Let's be honest. We don't know or understand how or why a city employee anywhere can or should be paid over $700K for salary and OT per year - especially in a job which has strict safety guidelines regarding hours worked. The OT was most likely paid legally, approved by leadership and performed for necessary duties. There are, however, real concerns, and this is not simply an issue of "good for him" or "department salaries are too low".
Does anyone think this is not a very negative headline and news story for public support for FFs, for politicians looking to cut fire and police budgets, for future salary negotiations, for support for strict working hours protection, for creating an impression that OT can be abused, and for the creating the perception that fire departments are run ineffectively? The few OT abuses that become public always diminish public confidence and support ( e.g.
https://www.justice.gov/usao-ma/pr/...oper-sentenced-overtime-abuse-investigation-0).

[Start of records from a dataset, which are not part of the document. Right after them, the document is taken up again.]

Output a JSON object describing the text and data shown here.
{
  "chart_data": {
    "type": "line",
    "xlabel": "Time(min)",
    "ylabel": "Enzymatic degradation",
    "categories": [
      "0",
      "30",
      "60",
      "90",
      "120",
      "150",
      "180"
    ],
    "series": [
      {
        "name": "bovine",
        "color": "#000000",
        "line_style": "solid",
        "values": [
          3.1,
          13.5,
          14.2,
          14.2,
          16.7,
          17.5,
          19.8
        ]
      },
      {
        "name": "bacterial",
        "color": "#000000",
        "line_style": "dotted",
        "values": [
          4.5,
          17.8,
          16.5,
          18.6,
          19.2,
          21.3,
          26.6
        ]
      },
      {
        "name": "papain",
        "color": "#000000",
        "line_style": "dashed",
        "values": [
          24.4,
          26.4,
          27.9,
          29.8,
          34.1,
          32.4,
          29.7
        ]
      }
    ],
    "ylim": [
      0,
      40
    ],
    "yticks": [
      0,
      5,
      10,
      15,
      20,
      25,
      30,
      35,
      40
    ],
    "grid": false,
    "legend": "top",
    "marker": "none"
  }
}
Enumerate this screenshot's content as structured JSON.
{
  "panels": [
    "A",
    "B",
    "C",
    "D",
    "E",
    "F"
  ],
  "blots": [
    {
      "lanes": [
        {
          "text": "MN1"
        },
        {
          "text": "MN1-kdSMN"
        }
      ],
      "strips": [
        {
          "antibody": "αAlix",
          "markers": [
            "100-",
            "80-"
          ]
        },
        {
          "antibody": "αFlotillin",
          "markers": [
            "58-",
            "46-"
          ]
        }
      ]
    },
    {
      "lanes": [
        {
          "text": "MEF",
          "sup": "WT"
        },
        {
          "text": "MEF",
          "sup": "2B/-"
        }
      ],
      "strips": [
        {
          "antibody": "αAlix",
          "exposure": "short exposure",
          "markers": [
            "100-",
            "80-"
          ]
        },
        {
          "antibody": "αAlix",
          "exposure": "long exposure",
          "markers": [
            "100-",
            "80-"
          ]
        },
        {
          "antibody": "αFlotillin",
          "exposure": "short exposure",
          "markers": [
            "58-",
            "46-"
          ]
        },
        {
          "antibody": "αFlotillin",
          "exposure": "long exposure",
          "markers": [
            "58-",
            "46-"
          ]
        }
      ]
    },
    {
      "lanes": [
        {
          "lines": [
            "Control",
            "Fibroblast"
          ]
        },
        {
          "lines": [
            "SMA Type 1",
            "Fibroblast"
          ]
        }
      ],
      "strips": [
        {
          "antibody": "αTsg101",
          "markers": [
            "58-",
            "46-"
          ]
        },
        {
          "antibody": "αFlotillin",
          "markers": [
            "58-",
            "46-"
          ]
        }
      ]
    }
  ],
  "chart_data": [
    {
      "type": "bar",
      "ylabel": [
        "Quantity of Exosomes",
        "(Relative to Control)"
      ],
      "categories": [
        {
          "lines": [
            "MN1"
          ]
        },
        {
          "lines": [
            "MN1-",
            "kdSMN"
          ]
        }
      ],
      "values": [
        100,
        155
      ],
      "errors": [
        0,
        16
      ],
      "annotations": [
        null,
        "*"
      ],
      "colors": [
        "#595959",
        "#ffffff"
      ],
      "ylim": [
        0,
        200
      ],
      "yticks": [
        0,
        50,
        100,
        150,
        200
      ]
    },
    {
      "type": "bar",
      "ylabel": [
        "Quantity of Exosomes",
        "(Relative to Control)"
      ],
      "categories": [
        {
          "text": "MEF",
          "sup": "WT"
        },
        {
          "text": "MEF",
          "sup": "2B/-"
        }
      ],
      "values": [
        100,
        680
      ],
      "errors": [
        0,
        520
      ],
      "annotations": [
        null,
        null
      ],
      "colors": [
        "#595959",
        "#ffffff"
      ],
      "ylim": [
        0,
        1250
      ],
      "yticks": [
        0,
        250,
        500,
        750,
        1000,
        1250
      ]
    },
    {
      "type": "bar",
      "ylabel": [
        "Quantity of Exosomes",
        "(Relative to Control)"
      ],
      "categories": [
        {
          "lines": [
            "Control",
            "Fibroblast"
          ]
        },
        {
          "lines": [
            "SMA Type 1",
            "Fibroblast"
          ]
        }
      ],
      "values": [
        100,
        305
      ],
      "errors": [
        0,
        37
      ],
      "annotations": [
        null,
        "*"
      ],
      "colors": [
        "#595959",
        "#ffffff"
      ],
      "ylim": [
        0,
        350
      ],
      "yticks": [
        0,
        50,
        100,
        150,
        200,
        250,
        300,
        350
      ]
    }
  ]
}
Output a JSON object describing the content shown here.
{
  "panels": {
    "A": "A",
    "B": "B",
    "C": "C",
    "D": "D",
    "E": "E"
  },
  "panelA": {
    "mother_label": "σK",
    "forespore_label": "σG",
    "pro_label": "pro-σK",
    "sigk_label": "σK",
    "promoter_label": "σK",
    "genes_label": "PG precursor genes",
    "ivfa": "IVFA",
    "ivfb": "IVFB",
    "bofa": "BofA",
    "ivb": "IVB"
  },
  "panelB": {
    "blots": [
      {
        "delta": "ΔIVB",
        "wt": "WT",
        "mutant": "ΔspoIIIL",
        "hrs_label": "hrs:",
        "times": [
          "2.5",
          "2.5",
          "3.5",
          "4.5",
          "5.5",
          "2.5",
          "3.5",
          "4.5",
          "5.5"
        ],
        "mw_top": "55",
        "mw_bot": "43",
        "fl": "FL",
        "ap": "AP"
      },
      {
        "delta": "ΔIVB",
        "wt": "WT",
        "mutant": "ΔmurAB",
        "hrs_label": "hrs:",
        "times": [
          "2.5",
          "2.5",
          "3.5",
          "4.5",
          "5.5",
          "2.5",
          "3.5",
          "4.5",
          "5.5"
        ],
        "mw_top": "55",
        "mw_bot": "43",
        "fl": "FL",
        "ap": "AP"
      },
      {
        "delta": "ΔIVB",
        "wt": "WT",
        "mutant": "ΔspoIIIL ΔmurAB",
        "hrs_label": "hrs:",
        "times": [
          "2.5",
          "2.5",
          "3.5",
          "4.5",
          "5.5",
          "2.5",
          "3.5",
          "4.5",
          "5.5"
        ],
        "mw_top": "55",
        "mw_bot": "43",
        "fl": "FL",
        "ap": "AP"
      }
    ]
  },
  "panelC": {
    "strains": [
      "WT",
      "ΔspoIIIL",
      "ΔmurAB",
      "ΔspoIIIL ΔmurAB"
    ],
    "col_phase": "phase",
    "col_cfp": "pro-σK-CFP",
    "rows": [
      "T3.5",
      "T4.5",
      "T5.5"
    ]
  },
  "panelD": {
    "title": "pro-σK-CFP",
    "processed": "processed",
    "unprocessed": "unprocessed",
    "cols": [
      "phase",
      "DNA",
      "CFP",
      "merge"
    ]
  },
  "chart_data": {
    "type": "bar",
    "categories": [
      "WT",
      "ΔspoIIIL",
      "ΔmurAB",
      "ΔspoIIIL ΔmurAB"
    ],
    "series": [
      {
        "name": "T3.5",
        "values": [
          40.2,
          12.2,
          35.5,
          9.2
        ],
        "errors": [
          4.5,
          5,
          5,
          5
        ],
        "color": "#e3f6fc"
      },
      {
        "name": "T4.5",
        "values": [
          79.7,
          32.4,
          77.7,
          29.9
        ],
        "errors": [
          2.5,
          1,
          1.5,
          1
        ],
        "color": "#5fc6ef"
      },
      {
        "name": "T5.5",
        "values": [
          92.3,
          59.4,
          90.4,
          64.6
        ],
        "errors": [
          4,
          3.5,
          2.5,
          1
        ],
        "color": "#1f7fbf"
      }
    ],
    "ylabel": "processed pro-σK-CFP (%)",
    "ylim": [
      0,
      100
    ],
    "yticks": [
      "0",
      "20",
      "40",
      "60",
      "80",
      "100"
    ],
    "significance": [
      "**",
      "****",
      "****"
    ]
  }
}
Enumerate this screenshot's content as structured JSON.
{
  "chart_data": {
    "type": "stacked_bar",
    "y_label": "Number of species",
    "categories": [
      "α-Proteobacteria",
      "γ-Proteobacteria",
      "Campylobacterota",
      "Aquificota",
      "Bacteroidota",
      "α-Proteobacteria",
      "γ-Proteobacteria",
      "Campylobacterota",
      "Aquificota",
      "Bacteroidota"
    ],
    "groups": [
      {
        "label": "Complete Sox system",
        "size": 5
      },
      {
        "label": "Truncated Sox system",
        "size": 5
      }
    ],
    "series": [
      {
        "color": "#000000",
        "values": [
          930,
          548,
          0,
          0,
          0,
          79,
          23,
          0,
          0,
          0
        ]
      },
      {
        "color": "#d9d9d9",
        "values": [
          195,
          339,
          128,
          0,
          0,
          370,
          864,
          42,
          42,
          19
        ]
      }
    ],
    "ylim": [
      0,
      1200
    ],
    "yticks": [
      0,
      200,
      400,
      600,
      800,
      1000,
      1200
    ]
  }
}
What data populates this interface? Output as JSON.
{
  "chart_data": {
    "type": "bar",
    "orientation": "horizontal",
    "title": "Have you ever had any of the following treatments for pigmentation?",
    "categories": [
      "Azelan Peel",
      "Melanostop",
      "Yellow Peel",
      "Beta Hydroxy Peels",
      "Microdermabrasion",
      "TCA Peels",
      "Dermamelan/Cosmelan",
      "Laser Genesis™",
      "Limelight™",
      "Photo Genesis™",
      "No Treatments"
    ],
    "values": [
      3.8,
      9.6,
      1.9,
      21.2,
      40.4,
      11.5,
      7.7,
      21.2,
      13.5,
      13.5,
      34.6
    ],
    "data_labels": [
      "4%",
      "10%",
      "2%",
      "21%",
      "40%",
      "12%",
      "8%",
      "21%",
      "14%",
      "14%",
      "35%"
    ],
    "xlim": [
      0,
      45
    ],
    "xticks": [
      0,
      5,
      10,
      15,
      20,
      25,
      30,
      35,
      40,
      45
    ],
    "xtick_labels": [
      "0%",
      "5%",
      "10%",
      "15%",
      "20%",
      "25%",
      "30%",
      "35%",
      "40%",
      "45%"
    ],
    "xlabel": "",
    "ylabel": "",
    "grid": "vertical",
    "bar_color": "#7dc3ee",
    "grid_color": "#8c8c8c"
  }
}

You can't blame the individual, the Lieutenant. He is doing his job and performing duties required and approved. But you have to question LAFD leadership, and any department leadership, which operates in a way that requires or enables employees to earn $700K, or $400K - more than city and department leaders, more than other firefighters and significantly more than the general public. Leadership would have to know the negative impacts and possible job-related physical impacts on members who also may subsequently have sick leave, line-of-duty medical conditions and retirement impacts related to extremely excessive OT which they are approving in their departments. And you have to ask, "Really, is any one person so indispensable in a large city department, that he or she has to be at work all the time - and what happens if they can't work? Does the department shut down?" So maybe - the OT can be better shared, and other members can be trained or hired to perform these duties. And maybe there is a better way to distribute OT so more member can benefit.
I am not arguing about the needs for OT - for both rank-and-file members and for the department to operate effectively. But, let's be honest - is this a good $700K story - for the individual, for the department, for firefighters? I don't think so.
Have good OT policies and agreements, follow them, pay members decent salaries, provide effective and fair leadership and take care of the troops.